Nessun caso di infezione da coronavirus 2019-nCoV è stato finora confermato in Africa, ma l’intero continente è ad “alto rischio”: sta aumentando l’esigenza dei controlli dai numerosi voli in arrivo dalla Cina, conseguenza della fittissima rete di relazioni commerciali, e contemporaneamente c’è una grande necessità dei kit per la diagnosi. E’ quanto emerge dalle dichiarazioni dei Centri africani per il controllo delle malattie (Africa Cdc) e dalle notizie riportate dalla rete della Società internazionale per le malattie infettive.
“L’Africa è ad alto rischio per la diffusione del coronavirus”, ha detto il direttore dei Cdc africani, John Nkengasong, rilevando che i contatti con la Cina sono aumentati del 600% negli ultimi dieci anni. Il continente è ormai la seconda casa per i milioni di uomini d’affari e lavoratori cinesi, così come per studenti e turisti in arrivo dalla Cina. “Non ho mai visto un’epidemia dall’evoluzione così rapida”, ha detto ancora Nkengasong.

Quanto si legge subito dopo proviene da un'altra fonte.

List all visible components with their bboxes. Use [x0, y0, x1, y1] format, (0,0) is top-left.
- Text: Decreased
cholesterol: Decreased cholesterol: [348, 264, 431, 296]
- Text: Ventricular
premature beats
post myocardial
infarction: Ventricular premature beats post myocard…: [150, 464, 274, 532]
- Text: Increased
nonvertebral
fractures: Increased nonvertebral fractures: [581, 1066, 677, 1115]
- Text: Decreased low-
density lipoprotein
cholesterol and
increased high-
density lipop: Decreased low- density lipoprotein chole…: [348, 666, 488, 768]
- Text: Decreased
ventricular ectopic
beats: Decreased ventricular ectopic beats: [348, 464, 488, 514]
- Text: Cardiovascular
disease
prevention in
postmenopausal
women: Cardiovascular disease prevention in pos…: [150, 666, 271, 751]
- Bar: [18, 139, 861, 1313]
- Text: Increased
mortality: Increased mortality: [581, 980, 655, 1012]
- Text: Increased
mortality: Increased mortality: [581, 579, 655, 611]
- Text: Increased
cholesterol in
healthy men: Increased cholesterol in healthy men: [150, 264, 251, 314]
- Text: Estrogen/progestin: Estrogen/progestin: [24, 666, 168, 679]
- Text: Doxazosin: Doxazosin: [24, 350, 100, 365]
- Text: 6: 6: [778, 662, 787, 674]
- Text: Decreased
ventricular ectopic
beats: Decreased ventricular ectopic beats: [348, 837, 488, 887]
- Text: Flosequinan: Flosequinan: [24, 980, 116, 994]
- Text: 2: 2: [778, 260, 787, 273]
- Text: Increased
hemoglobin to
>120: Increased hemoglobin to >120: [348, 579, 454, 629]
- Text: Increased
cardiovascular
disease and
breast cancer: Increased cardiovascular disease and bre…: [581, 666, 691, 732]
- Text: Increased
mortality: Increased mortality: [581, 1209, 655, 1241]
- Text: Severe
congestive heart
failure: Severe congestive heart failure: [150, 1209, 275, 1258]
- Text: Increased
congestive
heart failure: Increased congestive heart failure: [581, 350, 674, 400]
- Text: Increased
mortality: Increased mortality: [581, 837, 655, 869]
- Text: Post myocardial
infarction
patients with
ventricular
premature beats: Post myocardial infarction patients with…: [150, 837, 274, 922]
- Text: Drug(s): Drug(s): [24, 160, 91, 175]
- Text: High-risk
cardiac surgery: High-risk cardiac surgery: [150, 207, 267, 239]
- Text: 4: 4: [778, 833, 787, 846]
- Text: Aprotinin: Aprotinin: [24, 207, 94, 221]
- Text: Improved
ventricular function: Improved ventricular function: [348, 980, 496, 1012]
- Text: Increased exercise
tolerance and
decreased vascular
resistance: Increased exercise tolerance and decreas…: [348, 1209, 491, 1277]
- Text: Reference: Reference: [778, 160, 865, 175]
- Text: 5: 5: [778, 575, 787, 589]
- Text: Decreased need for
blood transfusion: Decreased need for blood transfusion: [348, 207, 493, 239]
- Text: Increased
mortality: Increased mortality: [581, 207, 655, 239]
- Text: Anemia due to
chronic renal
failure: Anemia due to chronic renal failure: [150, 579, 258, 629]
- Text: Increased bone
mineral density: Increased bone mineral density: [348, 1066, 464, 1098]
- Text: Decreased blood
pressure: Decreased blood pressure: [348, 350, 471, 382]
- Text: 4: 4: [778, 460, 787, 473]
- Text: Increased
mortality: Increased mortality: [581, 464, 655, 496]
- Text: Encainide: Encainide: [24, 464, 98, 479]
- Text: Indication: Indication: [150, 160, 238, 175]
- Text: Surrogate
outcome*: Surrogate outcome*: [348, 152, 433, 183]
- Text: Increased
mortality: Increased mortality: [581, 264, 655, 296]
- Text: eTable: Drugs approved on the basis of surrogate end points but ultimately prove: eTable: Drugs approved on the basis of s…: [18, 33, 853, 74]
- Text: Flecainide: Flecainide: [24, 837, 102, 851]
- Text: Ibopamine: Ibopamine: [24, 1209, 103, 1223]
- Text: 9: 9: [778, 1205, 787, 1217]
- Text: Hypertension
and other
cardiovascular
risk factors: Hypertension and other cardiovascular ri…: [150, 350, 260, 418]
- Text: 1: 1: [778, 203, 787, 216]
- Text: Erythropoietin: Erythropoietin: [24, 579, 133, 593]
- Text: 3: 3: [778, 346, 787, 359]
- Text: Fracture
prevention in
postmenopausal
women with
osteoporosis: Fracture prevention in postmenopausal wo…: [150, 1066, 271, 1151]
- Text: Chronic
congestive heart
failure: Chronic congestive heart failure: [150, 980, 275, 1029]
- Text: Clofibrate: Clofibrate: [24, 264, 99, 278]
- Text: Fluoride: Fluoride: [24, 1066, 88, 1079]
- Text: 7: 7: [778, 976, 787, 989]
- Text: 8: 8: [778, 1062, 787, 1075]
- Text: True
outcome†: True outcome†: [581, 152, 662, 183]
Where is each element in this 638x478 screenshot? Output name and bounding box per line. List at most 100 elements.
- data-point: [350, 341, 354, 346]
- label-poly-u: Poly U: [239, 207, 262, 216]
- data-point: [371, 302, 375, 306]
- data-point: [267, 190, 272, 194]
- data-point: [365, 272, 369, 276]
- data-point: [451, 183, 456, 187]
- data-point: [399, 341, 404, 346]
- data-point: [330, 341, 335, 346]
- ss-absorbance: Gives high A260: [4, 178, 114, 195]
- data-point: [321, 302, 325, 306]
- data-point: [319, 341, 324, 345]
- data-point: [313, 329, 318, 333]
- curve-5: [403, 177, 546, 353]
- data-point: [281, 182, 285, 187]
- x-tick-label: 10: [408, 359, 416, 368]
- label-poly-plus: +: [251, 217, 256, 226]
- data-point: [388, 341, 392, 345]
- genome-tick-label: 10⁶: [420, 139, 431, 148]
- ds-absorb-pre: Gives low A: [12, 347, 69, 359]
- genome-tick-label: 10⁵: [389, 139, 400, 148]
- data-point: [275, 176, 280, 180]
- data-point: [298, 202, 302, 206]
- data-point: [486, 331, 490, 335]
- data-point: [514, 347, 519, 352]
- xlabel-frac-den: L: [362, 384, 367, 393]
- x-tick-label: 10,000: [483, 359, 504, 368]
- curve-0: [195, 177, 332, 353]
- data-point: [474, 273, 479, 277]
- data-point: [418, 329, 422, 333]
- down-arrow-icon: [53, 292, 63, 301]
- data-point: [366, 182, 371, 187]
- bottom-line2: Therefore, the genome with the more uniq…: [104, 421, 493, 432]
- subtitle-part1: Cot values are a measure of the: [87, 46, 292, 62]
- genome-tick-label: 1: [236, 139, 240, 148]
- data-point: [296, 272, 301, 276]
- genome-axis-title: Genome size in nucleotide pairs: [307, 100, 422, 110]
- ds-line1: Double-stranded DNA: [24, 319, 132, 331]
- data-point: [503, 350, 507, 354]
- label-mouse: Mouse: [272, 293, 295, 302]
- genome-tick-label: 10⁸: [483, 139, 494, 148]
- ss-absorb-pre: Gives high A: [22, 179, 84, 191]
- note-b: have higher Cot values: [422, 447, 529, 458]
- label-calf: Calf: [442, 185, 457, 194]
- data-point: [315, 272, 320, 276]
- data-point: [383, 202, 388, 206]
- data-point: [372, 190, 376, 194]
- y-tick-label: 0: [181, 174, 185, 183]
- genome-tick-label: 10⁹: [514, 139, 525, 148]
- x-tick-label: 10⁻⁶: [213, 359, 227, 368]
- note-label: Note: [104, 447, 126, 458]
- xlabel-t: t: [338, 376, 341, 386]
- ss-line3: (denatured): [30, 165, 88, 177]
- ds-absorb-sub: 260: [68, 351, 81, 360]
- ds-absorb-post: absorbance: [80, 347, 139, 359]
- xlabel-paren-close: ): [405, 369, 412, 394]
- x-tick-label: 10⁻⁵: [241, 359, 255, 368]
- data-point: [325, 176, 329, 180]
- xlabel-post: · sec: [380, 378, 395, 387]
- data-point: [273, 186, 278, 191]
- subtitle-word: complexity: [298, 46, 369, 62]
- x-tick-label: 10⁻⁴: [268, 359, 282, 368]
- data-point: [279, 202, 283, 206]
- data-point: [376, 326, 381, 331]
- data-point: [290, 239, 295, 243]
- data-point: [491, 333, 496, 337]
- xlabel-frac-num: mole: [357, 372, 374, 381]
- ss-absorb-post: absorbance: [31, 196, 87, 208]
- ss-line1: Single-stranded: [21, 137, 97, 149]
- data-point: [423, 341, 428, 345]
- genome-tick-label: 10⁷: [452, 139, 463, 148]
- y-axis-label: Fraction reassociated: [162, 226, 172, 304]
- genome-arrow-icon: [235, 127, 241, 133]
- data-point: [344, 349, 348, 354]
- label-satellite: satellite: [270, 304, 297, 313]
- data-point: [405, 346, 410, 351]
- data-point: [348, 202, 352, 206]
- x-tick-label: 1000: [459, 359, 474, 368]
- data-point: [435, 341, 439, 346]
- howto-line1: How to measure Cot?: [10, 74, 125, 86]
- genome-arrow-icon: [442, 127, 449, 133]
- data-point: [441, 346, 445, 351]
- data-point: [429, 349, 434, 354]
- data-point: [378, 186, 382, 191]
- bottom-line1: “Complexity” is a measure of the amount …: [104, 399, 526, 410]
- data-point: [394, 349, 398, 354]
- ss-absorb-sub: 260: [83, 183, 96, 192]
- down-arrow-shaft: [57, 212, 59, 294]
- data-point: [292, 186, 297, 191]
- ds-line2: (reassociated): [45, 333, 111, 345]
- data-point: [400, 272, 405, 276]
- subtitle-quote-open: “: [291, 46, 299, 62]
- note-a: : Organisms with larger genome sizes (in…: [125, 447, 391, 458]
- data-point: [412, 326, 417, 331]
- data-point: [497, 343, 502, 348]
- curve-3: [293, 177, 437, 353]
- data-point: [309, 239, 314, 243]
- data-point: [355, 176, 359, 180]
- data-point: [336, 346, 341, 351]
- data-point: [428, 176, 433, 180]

I Cdc africani hanno attivato il loro Centro per le emergenze il 27 gennaio e da allora si stanno organizzando per mettere a disposizione degli Stati membri il test per la diagnosi del coronavirus 2019-nCoV. Al momento l’unico Paese ad essere organizzato per i test sembrerebbe essere il Sudafrica, ma è possibile che i laboratori dell’Istituto Pasteur o i laboratori nazionali di Uganda, Kenya e Repubblica democratica del Congo si stanno organizzando per analizzare i campioni con i test.
Nel frattempo, però, bisogna comunque affrontare i continui arrivi di passeggeri dalla Cina e tutti i principali aeroporti africani stanno organizzando misure per la quarantena. Sta accadendo in Kenya e in Etiopia, e casi sospetti si registrano in Costa d’Avorio e nel Sudan, che ha inviato i campioni da analizzare in Germania e in India, come previsto dall’Organizzazione Mondiale della Sanità (Oms).
La mancanza dei kit per la diagnosi è un problema comune a molti altri Paesi africani. Si trovano ad affrontarlo, per esempio, la Guinea Equatoriale, dove quattro viaggiatori in arrivo dalla Cina sono stati messi in quarantena, le Mauritius e l’Angola. La guardia è alta, infine, anche da parte delle autorità sanitarie di Sudafrica, Nigeria, Ghana, Rwanda, Uganda e Zambia.